Legal action could be initiated if it is determined that the pro-independence advocates committed an offense under the city’s mini-constitution, the senior official said over the weekend.
Yuen said he believes that setting up a political party to fight for Hong Kong independence marks a breach of the Basic Law and provisions related to the city’s legal status.
The comments came after China’s People’s Daily newspaper, in an article published in its overseas edition late last week, suggested that action should be taken against those calling for Hong Kong to break away from China.
Citing legal sources, the Communist Party mouthpiece said independence advocates can be deemed to have committed several offenses by setting up a political party.
It argued that the people behind the new party could be prosecuted under the Crimes Ordinance, including rules pertaining to sedition and subversion.
The party in question is the Hong Kong National Party, which was formed in March with a goal of independence for Hong Kong.
The party’s application to get itself registered as a company has been rejected by the Hong Kong government.

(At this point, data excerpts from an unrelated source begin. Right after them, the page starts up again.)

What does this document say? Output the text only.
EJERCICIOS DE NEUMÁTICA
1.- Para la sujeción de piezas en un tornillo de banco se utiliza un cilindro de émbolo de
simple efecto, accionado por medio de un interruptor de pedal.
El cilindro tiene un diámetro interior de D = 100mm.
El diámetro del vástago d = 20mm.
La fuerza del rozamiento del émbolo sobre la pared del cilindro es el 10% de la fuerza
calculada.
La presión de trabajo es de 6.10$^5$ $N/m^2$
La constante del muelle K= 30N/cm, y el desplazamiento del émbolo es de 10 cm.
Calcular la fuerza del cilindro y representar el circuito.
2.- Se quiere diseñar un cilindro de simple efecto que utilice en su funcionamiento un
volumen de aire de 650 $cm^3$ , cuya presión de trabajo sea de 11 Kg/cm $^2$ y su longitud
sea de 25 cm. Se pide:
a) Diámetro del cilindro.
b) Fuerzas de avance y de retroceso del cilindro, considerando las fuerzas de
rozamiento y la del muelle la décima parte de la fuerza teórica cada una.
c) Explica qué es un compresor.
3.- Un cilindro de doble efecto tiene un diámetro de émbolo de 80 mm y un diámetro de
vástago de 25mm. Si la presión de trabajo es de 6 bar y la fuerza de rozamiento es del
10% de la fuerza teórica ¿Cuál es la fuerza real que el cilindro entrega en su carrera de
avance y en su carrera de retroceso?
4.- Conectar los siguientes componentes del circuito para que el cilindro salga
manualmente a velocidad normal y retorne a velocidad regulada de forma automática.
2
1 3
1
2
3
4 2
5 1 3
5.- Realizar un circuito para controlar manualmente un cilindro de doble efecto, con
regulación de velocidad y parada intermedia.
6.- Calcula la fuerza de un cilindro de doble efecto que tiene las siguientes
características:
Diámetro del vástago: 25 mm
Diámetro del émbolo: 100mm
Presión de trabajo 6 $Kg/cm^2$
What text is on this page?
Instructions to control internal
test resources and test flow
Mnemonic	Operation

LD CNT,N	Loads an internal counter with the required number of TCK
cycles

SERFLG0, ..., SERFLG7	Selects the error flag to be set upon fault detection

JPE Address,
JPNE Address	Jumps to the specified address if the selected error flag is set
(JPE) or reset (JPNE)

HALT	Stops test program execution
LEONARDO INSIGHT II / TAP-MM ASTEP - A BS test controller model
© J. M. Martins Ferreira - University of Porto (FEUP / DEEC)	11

Beijing has warned that any political party that advocates Hong Kong independence would be seen as a direct challenge to China’s rights over Hong Kong, and also in contravention of the “one country, two systems” regime.

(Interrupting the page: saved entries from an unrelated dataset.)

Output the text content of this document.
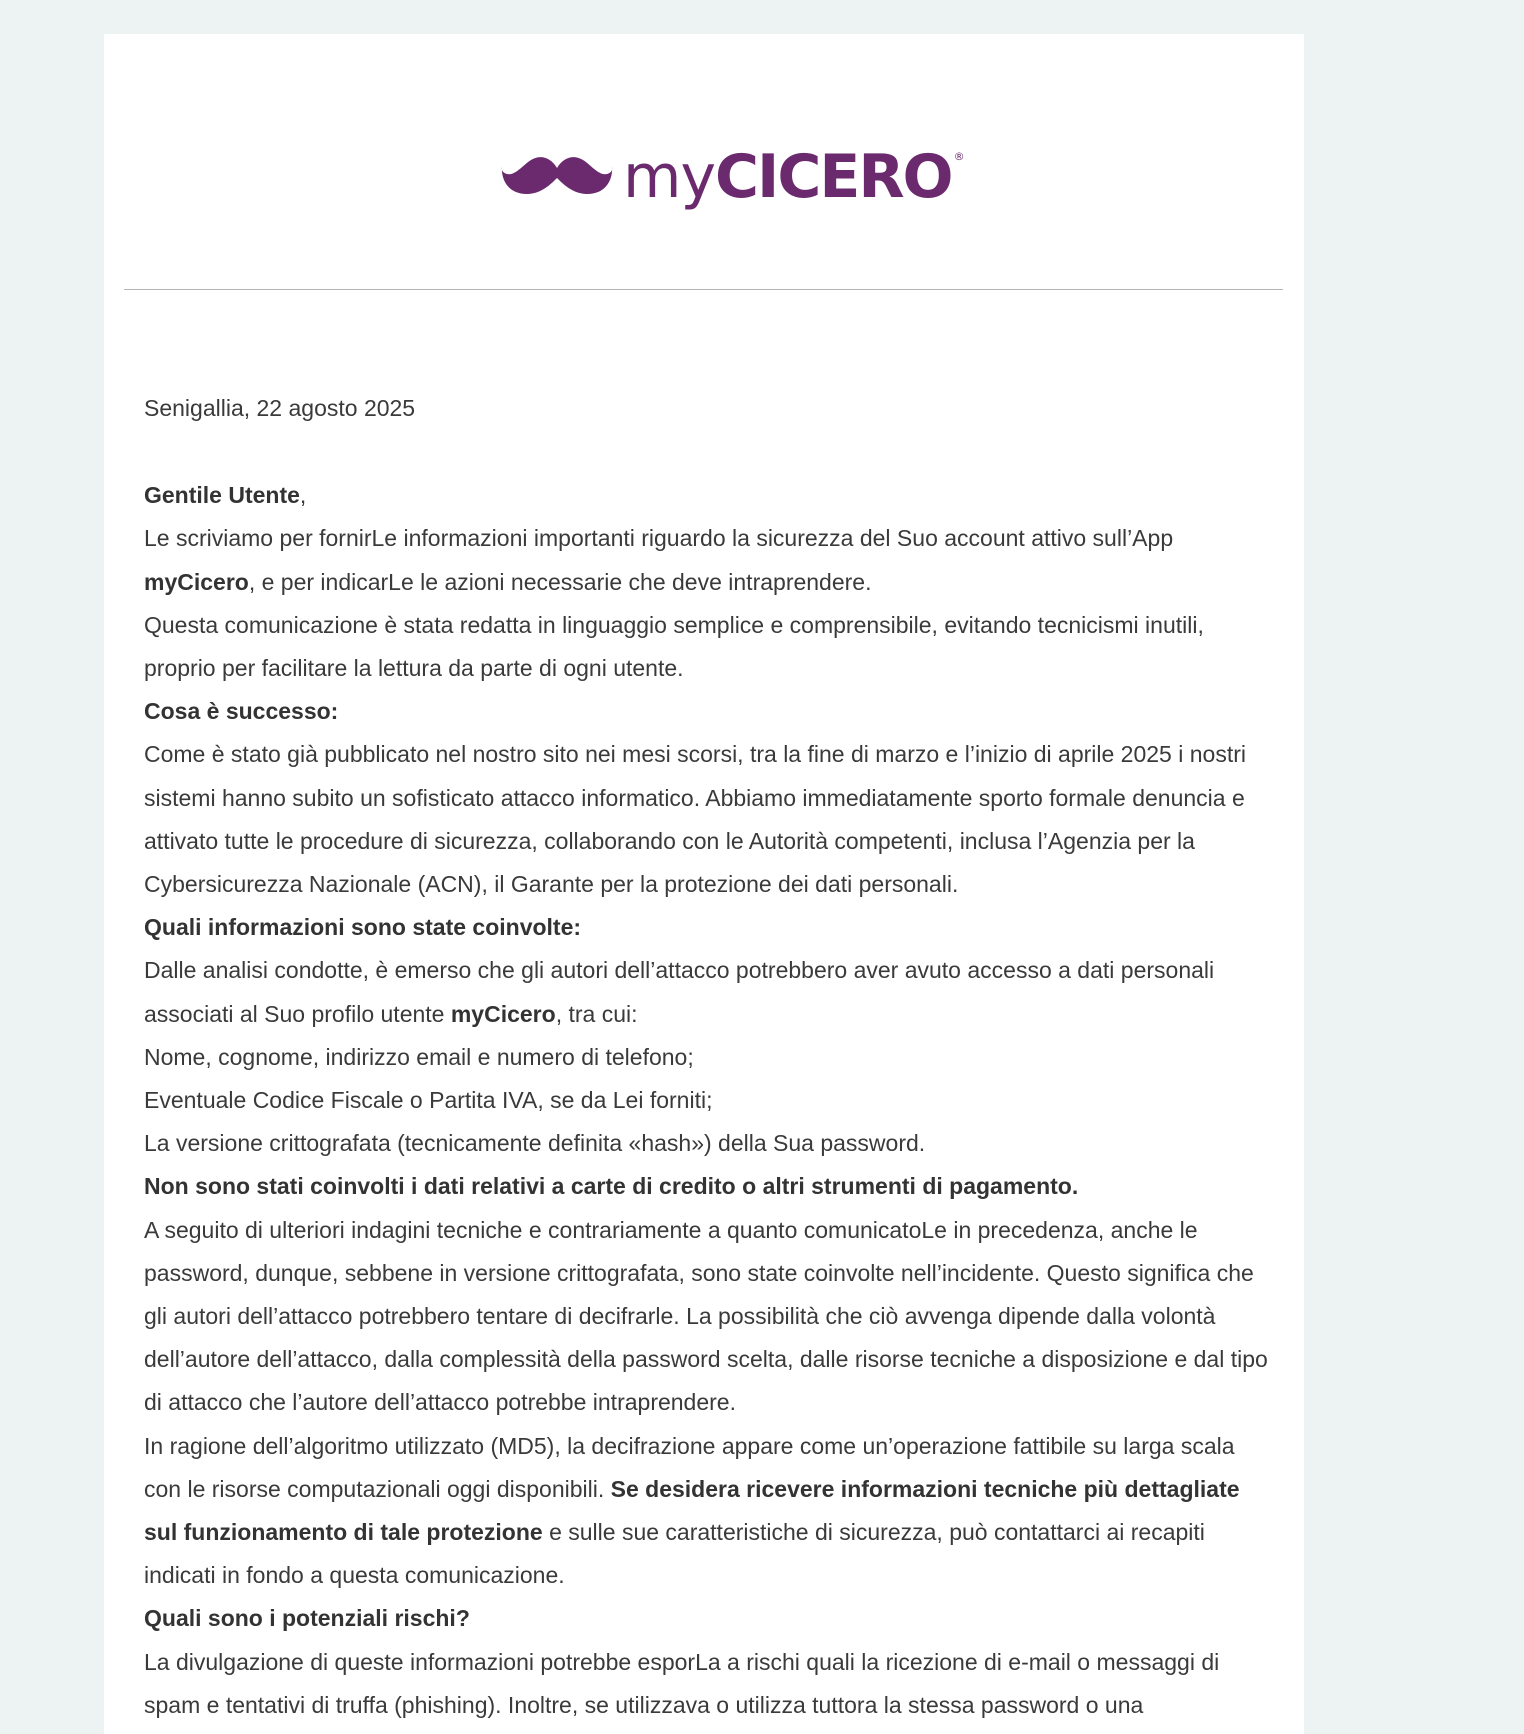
my CICERO ®

Senigallia, 22 agosto 2025

Gentile Utente,

Le scriviamo per fornirLe informazioni importanti riguardo la sicurezza del Suo account attivo sull’App myCicero, e per indicarLe le azioni necessarie che deve intraprendere.

Questa comunicazione è stata redatta in linguaggio semplice e comprensibile, evitando tecnicismi inutili, proprio per facilitare la lettura da parte di ogni utente.

Cosa è successo:

Come è stato già pubblicato nel nostro sito nei mesi scorsi, tra la fine di marzo e l’inizio di aprile 2025 i nostri sistemi hanno subito un sofisticato attacco informatico. Abbiamo immediatamente sporto formale denuncia e attivato tutte le procedure di sicurezza, collaborando con le Autorità competenti, inclusa l’Agenzia per la Cybersicurezza Nazionale (ACN), il Garante per la protezione dei dati personali.

Quali informazioni sono state coinvolte:

Dalle analisi condotte, è emerso che gli autori dell’attacco potrebbero aver avuto accesso a dati personali associati al Suo profilo utente myCicero, tra cui:

Nome, cognome, indirizzo email e numero di telefono;

Eventuale Codice Fiscale o Partita IVA, se da Lei forniti;

La versione crittografata (tecnicamente definita «hash») della Sua password.

Non sono stati coinvolti i dati relativi a carte di credito o altri strumenti di pagamento.

A seguito di ulteriori indagini tecniche e contrariamente a quanto comunicatoLe in precedenza, anche le password, dunque, sebbene in versione crittografata, sono state coinvolte nell’incidente. Questo significa che gli autori dell’attacco potrebbero tentare di decifrarle. La possibilità che ciò avvenga dipende dalla volontà dell’autore dell’attacco, dalla complessità della password scelta, dalle risorse tecniche a disposizione e dal tipo di attacco che l’autore dell’attacco potrebbe intraprendere.

In ragione dell’algoritmo utilizzato (MD5), la decifrazione appare come un’operazione fattibile su larga scala con le risorse computazionali oggi disponibili. Se desidera ricevere informazioni tecniche più dettagliate sul funzionamento di tale protezione e sulle sue caratteristiche di sicurezza, può contattarci ai recapiti indicati in fondo a questa comunicazione.

Quali sono i potenziali rischi?

La divulgazione di queste informazioni potrebbe esporLa a rischi quali la ricezione di e-mail o messaggi di spam e tentativi di truffa (phishing). Inoltre, se utilizzava o utilizza tuttora la stessa password o una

Yuen said authorities will determine through investigations if the Hong Kong National Party has violated the Companies Ordinance, the Societies Ordinance, and the Crimes Ordinance, among other laws, the Hong Kong Economic Journal reported.
Security Secretary Lai Tung-kwok also said Sunday that the law is clearly laid out and that the police will act according to rules to counter those who advocate independence.
Lai did not elaborate, nor did he specify what kind of their actions would constitute violence of the law.
Johannes Chan, former law dean of the University of Hong Kong, said there is no clause in any existing law of the city that says that advocating independence is a criminal offense.
Any attempt to revise the law to incriminate independence advocates will not only constitute breach of the Bill of Rights, it will also be against Hong Kong’s core values, he said.
Wondering if Yuen was responding to pressure from Beijing, HKU principal law lecturer Eric Cheung stressed that clauses regarding the crime of sedition stipulated in the Crimes Ordinance are outdated, and are contrary to the Basic Law and Bill of Rights — both of which seek to protect freedom of speech.
Hong Kong National Party, meanwhile, said in a statement Sunday that it will be happy if authorities slap a sedition charge, as it will provide an opportunity to the group that the clauses of the Crimes Ordinance in this regard are unconstitutional.
Claiming that it is totally qualified to be registered as a company, the party said the Companies Registry’s rejection of its application is solid proof that the government is acting against rules related to freedom of doing business in the city.